あとは、沖縄と、満州や台湾や樺太、北方の島々で暮らしていた人達くらいしか、

敵兵が自分の町にやってくる、という経験をしていません。

なにせ、日本本土は敵による上陸作戦を経験していませんから。

 

家の一軒一軒を調べられ、全員が引っ張り出されてしまう。

あげくは、殺されてしまう。

逃げ場所もない、隠れ場所もない。

圧倒的な力による暴力。

映画からは、ものすごい絶望感が伝わってきます。

僕の家族は、みんな樺太でした。
しかも、逃げ遅れて、実際にソビエト軍に占領されています。

当時の日本人は、国民服を着ていましたが、それが軍服にそっくりです。

だから、ある町では、住民のほとんどが殺されてしまったりしています。

特に、占領初期はひどかったそうです。

最前線の兵隊は、略奪の限りを尽くしたそうです。

でも、上級将校がやってくるようになると、それが収まって、ほっとした、

ということを、ばあちゃんはよく言っていました。

 

人間は、自分が知っている事しか知りません。

判断も決断も、自分の知識の中でしか行えません。

だからこそ、僕らは、学び続けなければいけないのだと思います。

 

たとえば、いま、雪が降ったらチェーンを装着・・・なんて話が出てるのは、

自分で雪道を運転しない人の発案のように感じます。

また、たとえば、車の走行距離に対して課税する・・・なんて話が出るのは、

自分で運転もせず、ガソリンを入れたことのない人の発案のように感じます。

自転車は全部車道を走れ・・・というのも、子どもの頃から自転車に乗らなかった

ひとの発案のように感じます。

 

代表選挙制で選ばれる代表は、地域の人達の意見の代弁者です。

しかし、その代表が、地域の普通の暮らしを知らない、というようでは、

代表である意味がありません。

お抱え運転手の高級車に乗るのではなく、

もっと、普通の地域の暮らしを学ぶ努力が必要だと思います。
(そうやって頑張っている政治家もいます。
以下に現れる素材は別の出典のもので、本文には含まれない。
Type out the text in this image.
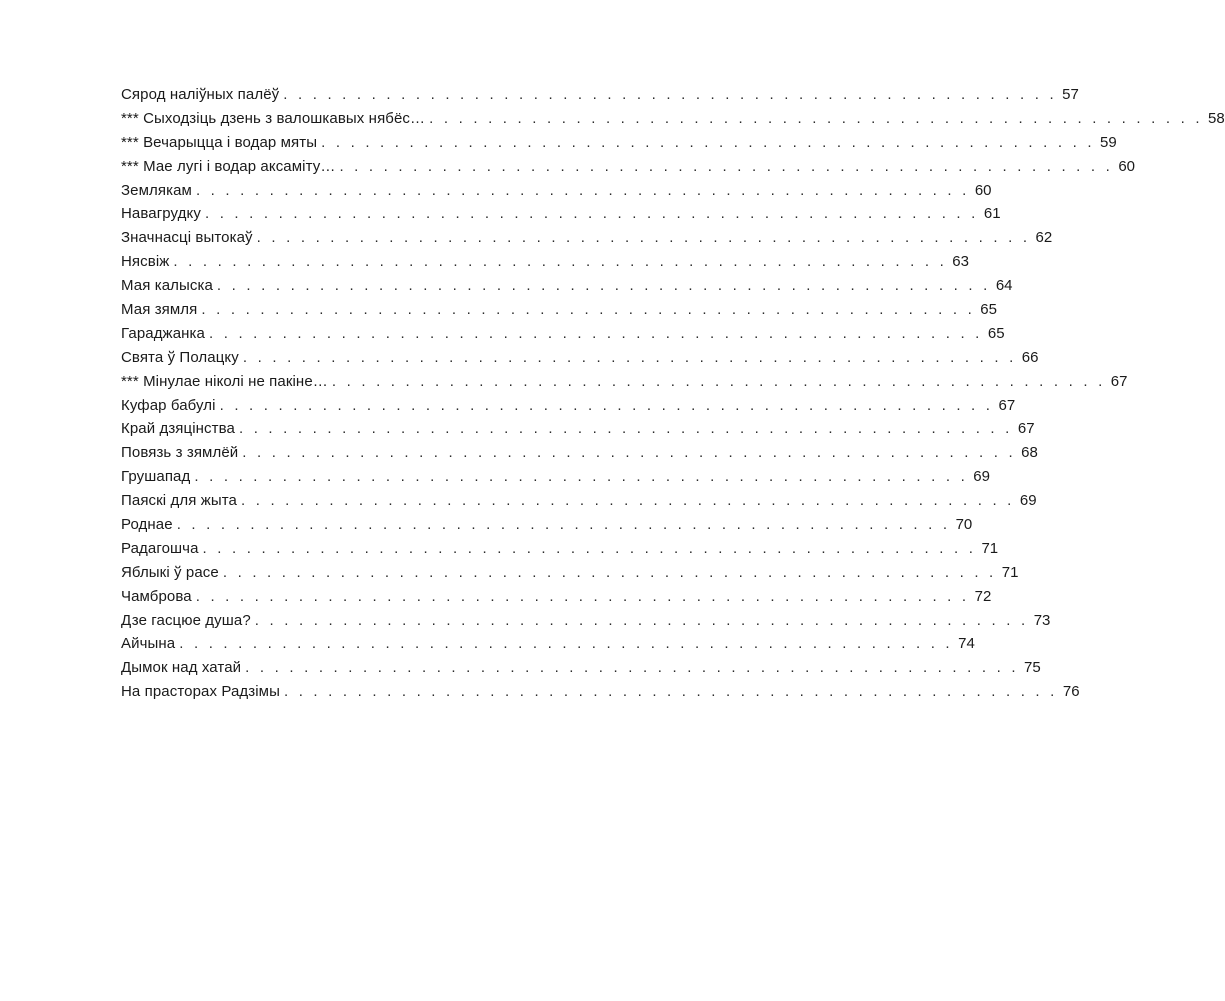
Сярод налiўных палёў . . . . . . . . . . . . . . . . . . . . . . . . . . . . . . . . . . . . . . . . . . . . . . . . . . . . . 57
*** Сыходзiць дзень з валошкавых нябёс… . . . . . . . . . . . . . . . . . . . . . . . . . . . . . . . . . . . . . . . . . . . . . . . . . . . . . 58
*** Вечарыцца i водар мяты . . . . . . . . . . . . . . . . . . . . . . . . . . . . . . . . . . . . . . . . . . . . . . . . . . . . . 59
*** Мае лугi i водар аксамiту… . . . . . . . . . . . . . . . . . . . . . . . . . . . . . . . . . . . . . . . . . . . . . . . . . . . . . 60
Землякам . . . . . . . . . . . . . . . . . . . . . . . . . . . . . . . . . . . . . . . . . . . . . . . . . . . . . 60
Навагрудку . . . . . . . . . . . . . . . . . . . . . . . . . . . . . . . . . . . . . . . . . . . . . . . . . . . . . 61
Значнасцi вытокаў . . . . . . . . . . . . . . . . . . . . . . . . . . . . . . . . . . . . . . . . . . . . . . . . . . . . . 62
Нясвiж . . . . . . . . . . . . . . . . . . . . . . . . . . . . . . . . . . . . . . . . . . . . . . . . . . . . . 63
Мая калыска . . . . . . . . . . . . . . . . . . . . . . . . . . . . . . . . . . . . . . . . . . . . . . . . . . . . . 64
Мая зямля . . . . . . . . . . . . . . . . . . . . . . . . . . . . . . . . . . . . . . . . . . . . . . . . . . . . . 65
Гараджанка . . . . . . . . . . . . . . . . . . . . . . . . . . . . . . . . . . . . . . . . . . . . . . . . . . . . . 65
Свята ў Полацку . . . . . . . . . . . . . . . . . . . . . . . . . . . . . . . . . . . . . . . . . . . . . . . . . . . . . 66
*** Мiнулае нiколi не пакiне… . . . . . . . . . . . . . . . . . . . . . . . . . . . . . . . . . . . . . . . . . . . . . . . . . . . . . 67
Куфар бабулi . . . . . . . . . . . . . . . . . . . . . . . . . . . . . . . . . . . . . . . . . . . . . . . . . . . . . 67
Край дзяцiнства . . . . . . . . . . . . . . . . . . . . . . . . . . . . . . . . . . . . . . . . . . . . . . . . . . . . . 67
Повязь з зямлёй . . . . . . . . . . . . . . . . . . . . . . . . . . . . . . . . . . . . . . . . . . . . . . . . . . . . . 68
Грушапад . . . . . . . . . . . . . . . . . . . . . . . . . . . . . . . . . . . . . . . . . . . . . . . . . . . . . 69
Паяскi для жыта . . . . . . . . . . . . . . . . . . . . . . . . . . . . . . . . . . . . . . . . . . . . . . . . . . . . . 69
Роднае . . . . . . . . . . . . . . . . . . . . . . . . . . . . . . . . . . . . . . . . . . . . . . . . . . . . . 70
Радагошча . . . . . . . . . . . . . . . . . . . . . . . . . . . . . . . . . . . . . . . . . . . . . . . . . . . . . 71
Яблыкi ў расе . . . . . . . . . . . . . . . . . . . . . . . . . . . . . . . . . . . . . . . . . . . . . . . . . . . . . 71
Чамброва . . . . . . . . . . . . . . . . . . . . . . . . . . . . . . . . . . . . . . . . . . . . . . . . . . . . . 72
Дзе гасцюе душа? . . . . . . . . . . . . . . . . . . . . . . . . . . . . . . . . . . . . . . . . . . . . . . . . . . . . . 73
Айчына . . . . . . . . . . . . . . . . . . . . . . . . . . . . . . . . . . . . . . . . . . . . . . . . . . . . . 74
Дымок над хатай . . . . . . . . . . . . . . . . . . . . . . . . . . . . . . . . . . . . . . . . . . . . . . . . . . . . . 75
На прасторах Радзiмы . . . . . . . . . . . . . . . . . . . . . . . . . . . . . . . . . . . . . . . . . . . . . . . . . . . . . 76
)

 

戦争は恐ろしい。戦争はしてはならない。

これを、本当にそう思えるためには、戦争を経験するのが一番でしょうが、

そういう訳にもいきません。

だからせめて、本や映画などで、戦争のことを「知る」努力は必要だと思います。

 

ちなみに、僕はエアガンで撃ち合うサバイバルゲームも嗜みますが、

これを経験したら、戦争なんて本当にいやになります。

なんたって、見えないところからの弾で、ばんばん死ねます。

リアルなら、最初の一発目で終わりです。

そう考えたら、怖くて戦争なんて無理だと、本機で感じます。

エクスペンタブルズとかを見ると、相手の弾は自分には当たらないように思えちゃいます。

でも、そんなことないです。

弾は極めて平等にとんでいます。

 

リベリオンという映画でも、その恐怖が描かれます。

相手の姿が見えない状態で、バカスカ撃たれて、どんどん死にます。

よけるとか、かくれるとか、通用せずに、どんどん死にます。

もう、ほんといやになります。


でもね、もうすぐ年末。
そんなときには、こういう凹む映画は見ない方がいいと思います。

 

でも、たまには、覚悟を決めて、恐ろしい戦争を知ることも大事だと思います。